We’re preparing to instantiate an OMOP CDM v5.3.1 on SQL Server and load it from our Epic Caboodle database. I want to ensure we’re getting off on the right foot, especially in regards to “future proofing”. I have some SQL Server data type questions that are probably best posed to @clairblacketer, @Christian_Reich, and @Patrick_Ryan as the authors of the SQL Server DDL.
- Why VARCHAR(1) for Boolean flags instead of TINYINT or even CHAR(1)? (I can understand hesitancy over using SQL Server’s BIT data type.)
- Did OHDSI make a conscious choice to use VARCHAR instead of NVARCHAR? (Epic uses NVARCHAR in Caboodle.)
- Why FLOAT in the COST table instead of NUMERIC? Any concerns with aggregating monetary amounts?
- Why FLOAT in the LOCATION table instead of NUMERIC(10,8) for latitude (+/-90 degrees) and NUMERIC(11,8) for longitude (+/-180 degrees)?
- I imagine there is no harm in future proofing our CDM v5.3.1 by using BIGINT now for the non-concept ID primary keys?

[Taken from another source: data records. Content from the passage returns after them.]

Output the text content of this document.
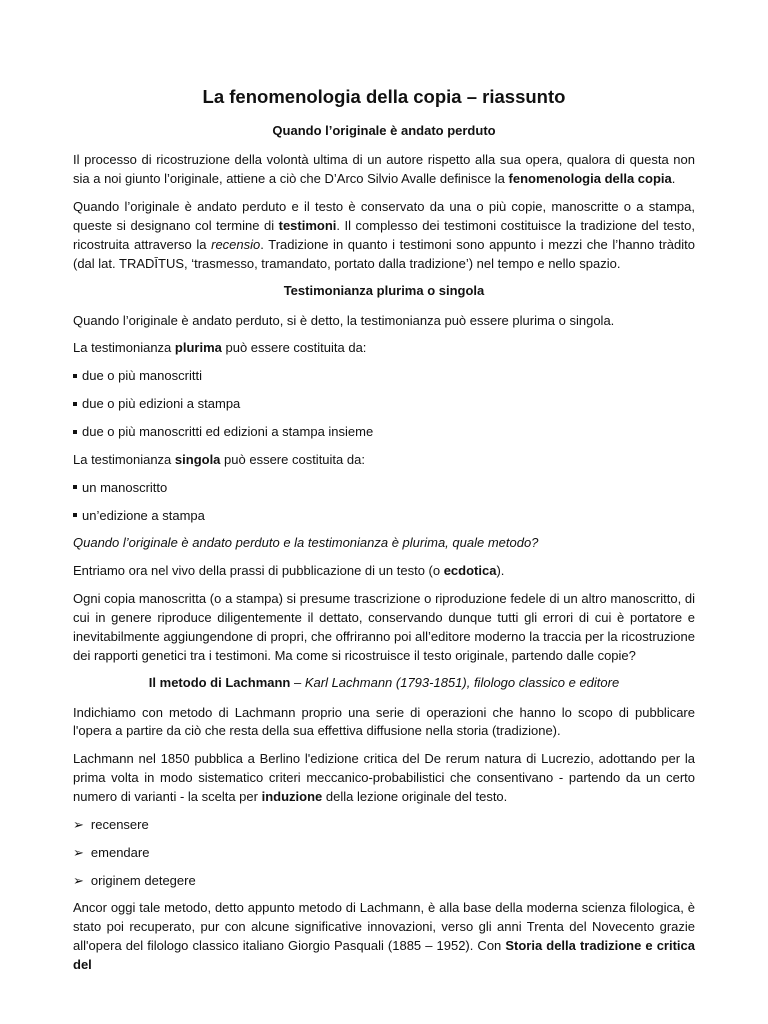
La fenomenologia della copia – riassunto
Quando l’originale è andato perduto

Il processo di ricostruzione della volontà ultima di un autore rispetto alla sua opera, qualora di questa non sia a noi giunto l’originale, attiene a ciò che D’Arco Silvio Avalle definisce la fenomenologia della copia.

Quando l’originale è andato perduto e il testo è conservato da una o più copie, manoscritte o a stampa, queste si designano col termine di testimoni. Il complesso dei testimoni costituisce la tradizione del testo, ricostruita attraverso la recensio. Tradizione in quanto i testimoni sono appunto i mezzi che l’hanno tràdito (dal lat. TRADĪTUS, ‘trasmesso, tramandato, portato dalla tradizione’) nel tempo e nello spazio.

Testimonianza plurima o singola

Quando l’originale è andato perduto, si è detto, la testimonianza può essere plurima o singola.

La testimonianza plurima può essere costituita da:

due o più manoscritti

due o più edizioni a stampa

due o più manoscritti ed edizioni a stampa insieme

La testimonianza singola può essere costituita da:

un manoscritto

un’edizione a stampa

Quando l’originale è andato perduto e la testimonianza è plurima, quale metodo?

Entriamo ora nel vivo della prassi di pubblicazione di un testo (o ecdotica).

Ogni copia manoscritta (o a stampa) si presume trascrizione o riproduzione fedele di un altro manoscritto, di cui in genere riproduce diligentemente il dettato, conservando dunque tutti gli errori di cui è portatore e inevitabilmente aggiungendone di propri, che offriranno poi all’editore moderno la traccia per la ricostruzione dei rapporti genetici tra i testimoni. Ma come si ricostruisce il testo originale, partendo dalle copie?

Il metodo di Lachmann – Karl Lachmann (1793-1851), filologo classico e editore

Indichiamo con metodo di Lachmann proprio una serie di operazioni che hanno lo scopo di pubblicare l'opera a partire da ciò che resta della sua effettiva diffusione nella storia (tradizione).

Lachmann nel 1850 pubblica a Berlino l'edizione critica del De rerum natura di Lucrezio, adottando per la prima volta in modo sistematico criteri meccanico-probabilistici che consentivano - partendo da un certo numero di varianti - la scelta per induzione della lezione originale del testo.

➢ recensere

➢ emendare

➢ originem detegere

Ancor oggi tale metodo, detto appunto metodo di Lachmann, è alla base della moderna scienza filologica, è stato poi recuperato, pur con alcune significative innovazioni, verso gli anni Trenta del Novecento grazie all'opera del filologo classico italiano Giorgio Pasquali (1885 – 1952). Con Storia della tradizione e critica del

- Confirm that we are free to increase the length of any VARCHAR column, if we need to do so?
Like many academic organizations, we will use our OMOP instance both for our internal researchers and for contributing data to various research networks. I do not want to make any technical decisions that would get us into trouble later for either of these use cases. Thanks so much!